Pour son coup d’essai, le Nantais réalise un coup de maître: sa cuvée Bartholie issue de pinot noir et de pinot meunier élevée dix-huit mois sur lattes remporte en 2001 une Grande Médaille d’or au concours Vinitaly à Vérone. «L’Office de promotion des vins genevois a utilisé cette médaille pour parler des crus du canton. Cela m’a conforté dans l’idée de continuer à produire des bulles.»

Pour Bernard Bosseau, le tournant a lieu en 2006 lors d’une dégustation de vins effervescents organisée par l’émission de télévision A Bon Entendeur. C’est un nouveau «coup du destin»: le Bartholie obtient le meilleur pointage des vins sélectionnés, dont plusieurs champagnes avec notamment la Special Cuvée de Bollinger, deux fois plus chère que le vainqueur du jour.

Amoureux du football et de la glorieuse incertitude du sport, le Nantais d’origine ne fanfaronne pas pour autant: «Il y a une part de chance, rien ne dit que la même dégustation menée le lendemain aurait donné le même résultat. Mais pour moi, cela a été un sacré tremplin.» Le lendemain, les 500 bouteilles qui lui restent sont vendues en à peine quelques heures.

Vendre du rêve

Douze ans plus tard, Bernard Bosseau a multiplié sa production de mousseux par trois et élargi sa gamme. Elle comporte désormais quatre cuvées: le Bartholie, La Luis' (un rosé à base de garanoir et de gamay), la Cuvée Alix (version non dosée du Bartholie) et le dernier venu, Azimut, un blanc de blancs millésimé. «Les effervescents représentent 10% de ma production et 20% de mon chiffre d’affaires, détaille-t-il. Le prix relativement élevé pour la Suisse (entre 27 et 42 francs) ne constitue pas un handicap, au contraire. Cela m’a permis de me positionner, de donner envie aux gens. Mon plus grand succès, c’est quand je n’ai plus rien à vendre.»

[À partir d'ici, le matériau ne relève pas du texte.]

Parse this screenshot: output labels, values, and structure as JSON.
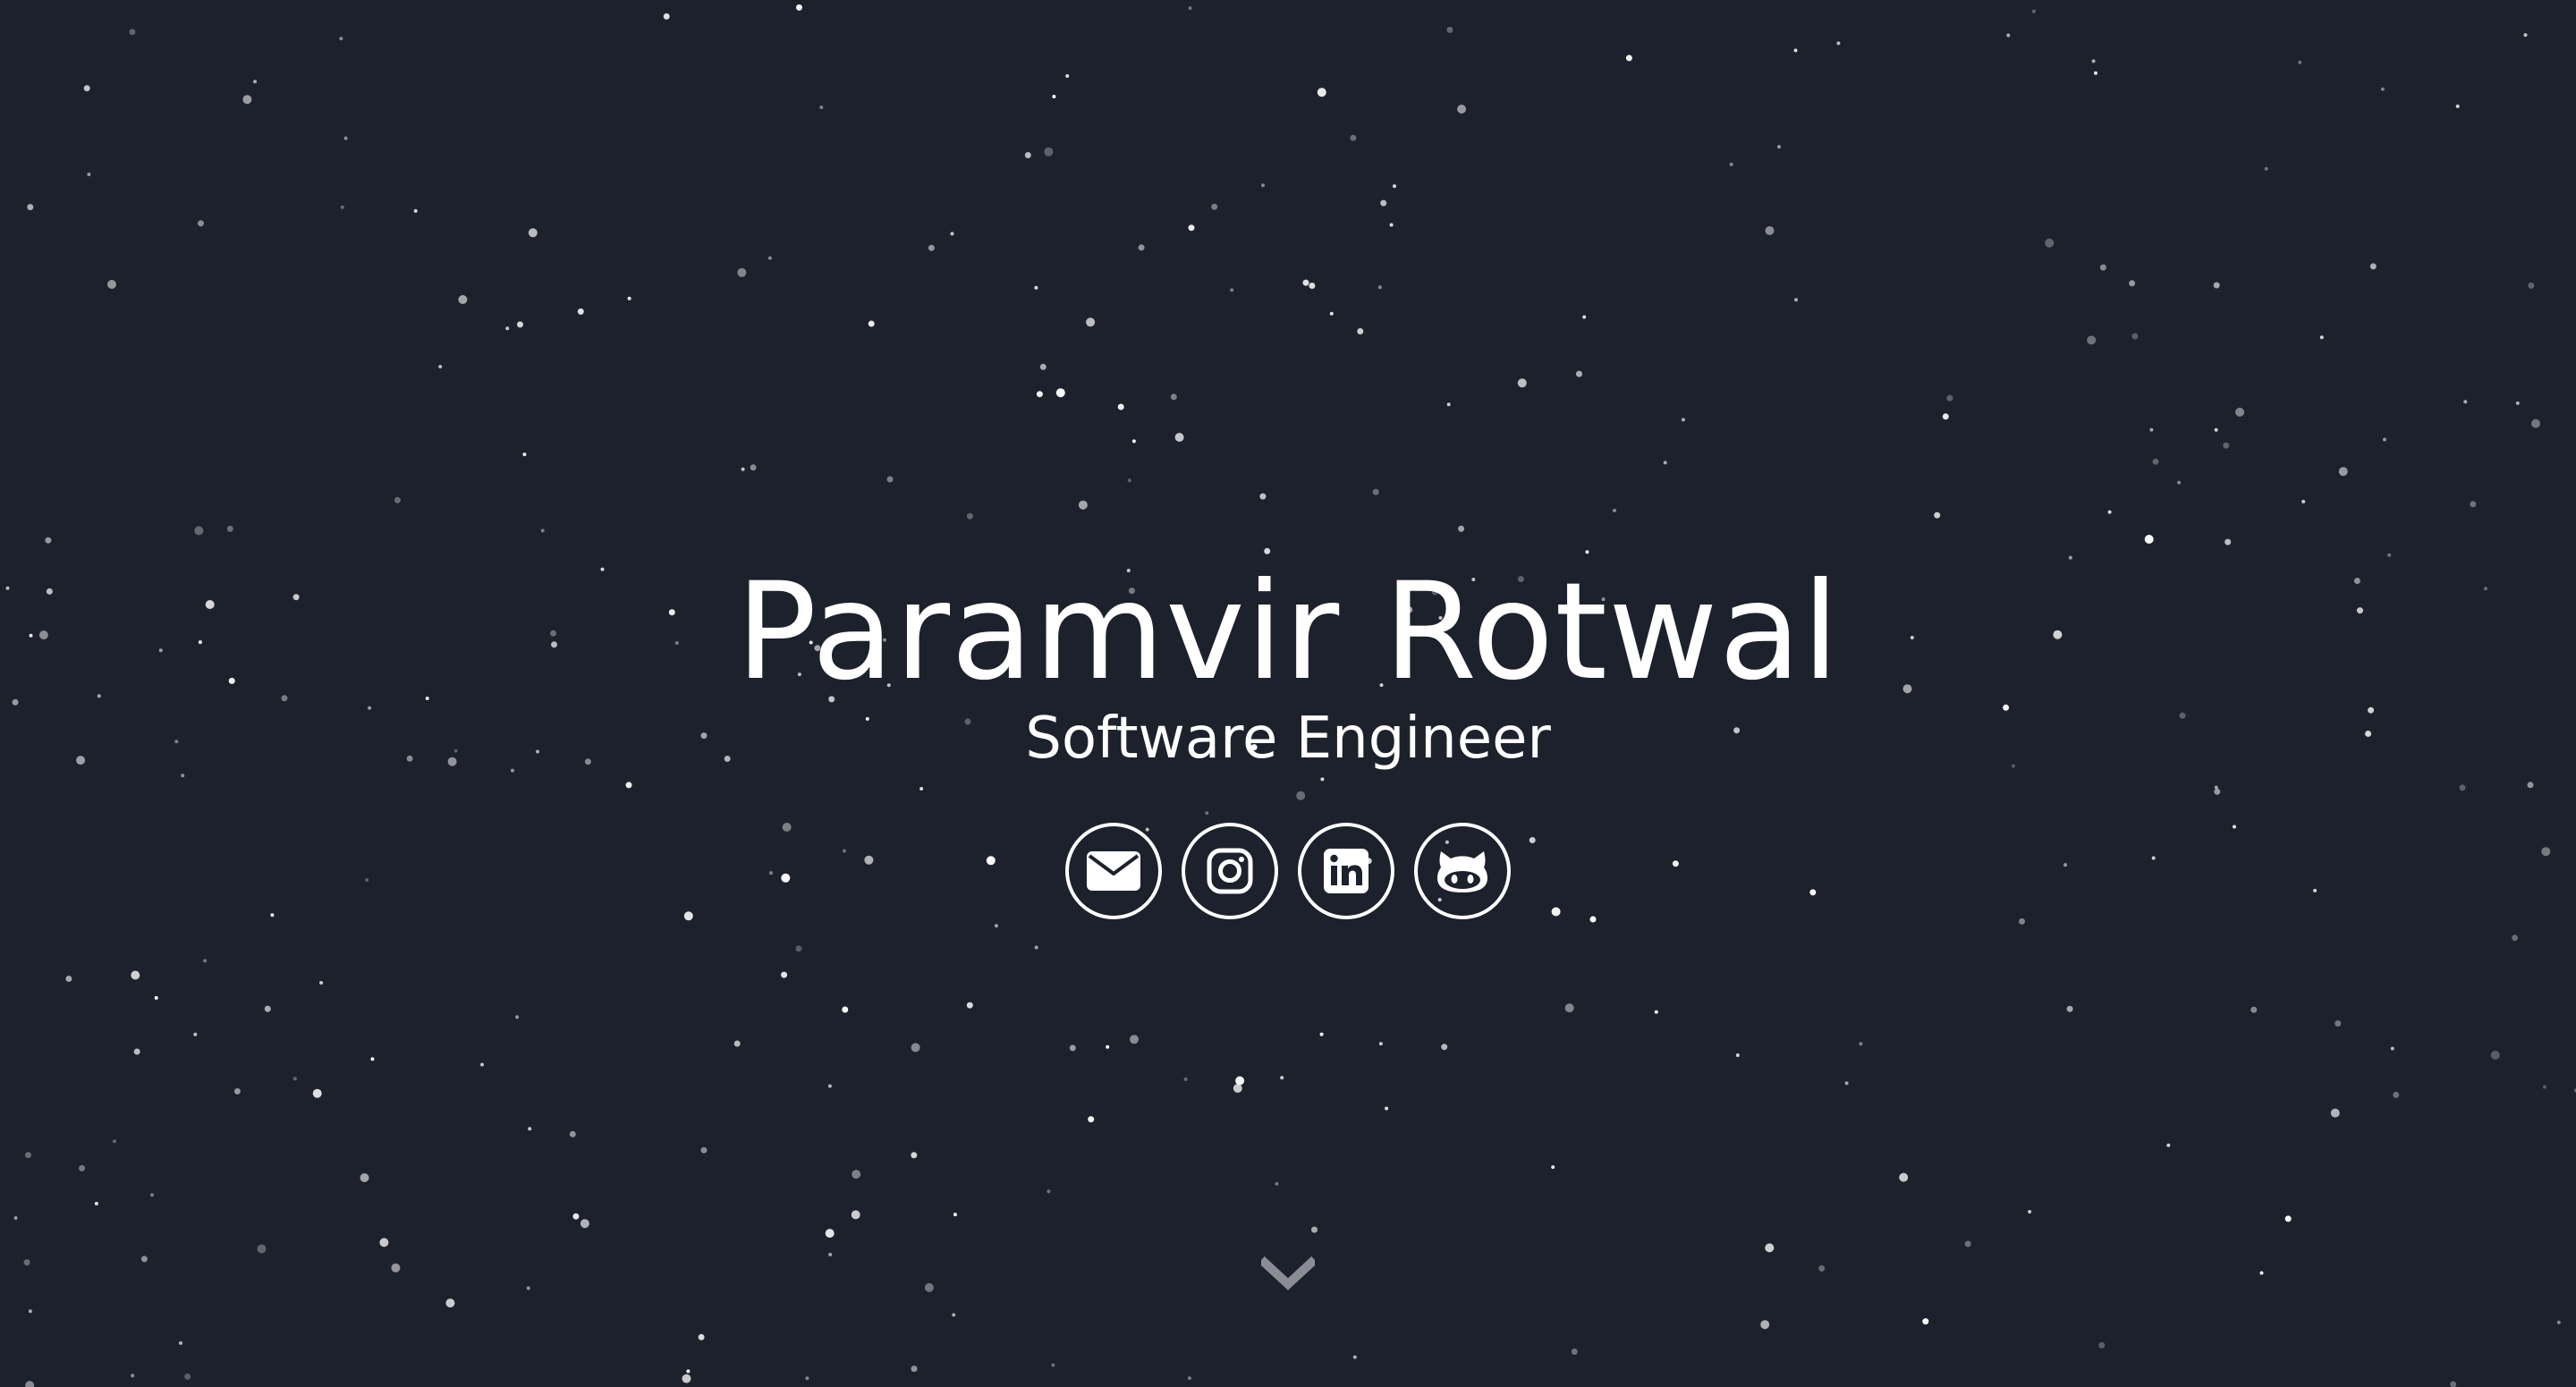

Admiratif de la capacité des grandes maisons de Champagne à vendre du rêve, Bernard Bosseau a les pieds bien ancrés dans la terre genevoise. Le 1er janvier dernier, il a remis les clés de La Planta à Frédéric Gaillard, fils de Jean-Pierre. Il a repris à temps plein la Cave de Sézenove, où il a déjà vinifié le millésime 2018. Avec la ferme intention de continuer à être connu et reconnu pour ses effervescents. «Je continuerai à faire du Bartholie, j’ai acheté la marque. Pour définir la proportion d’effervescents, je me laisse un peu de temps. J’ai une certitude: le potentiel est là.»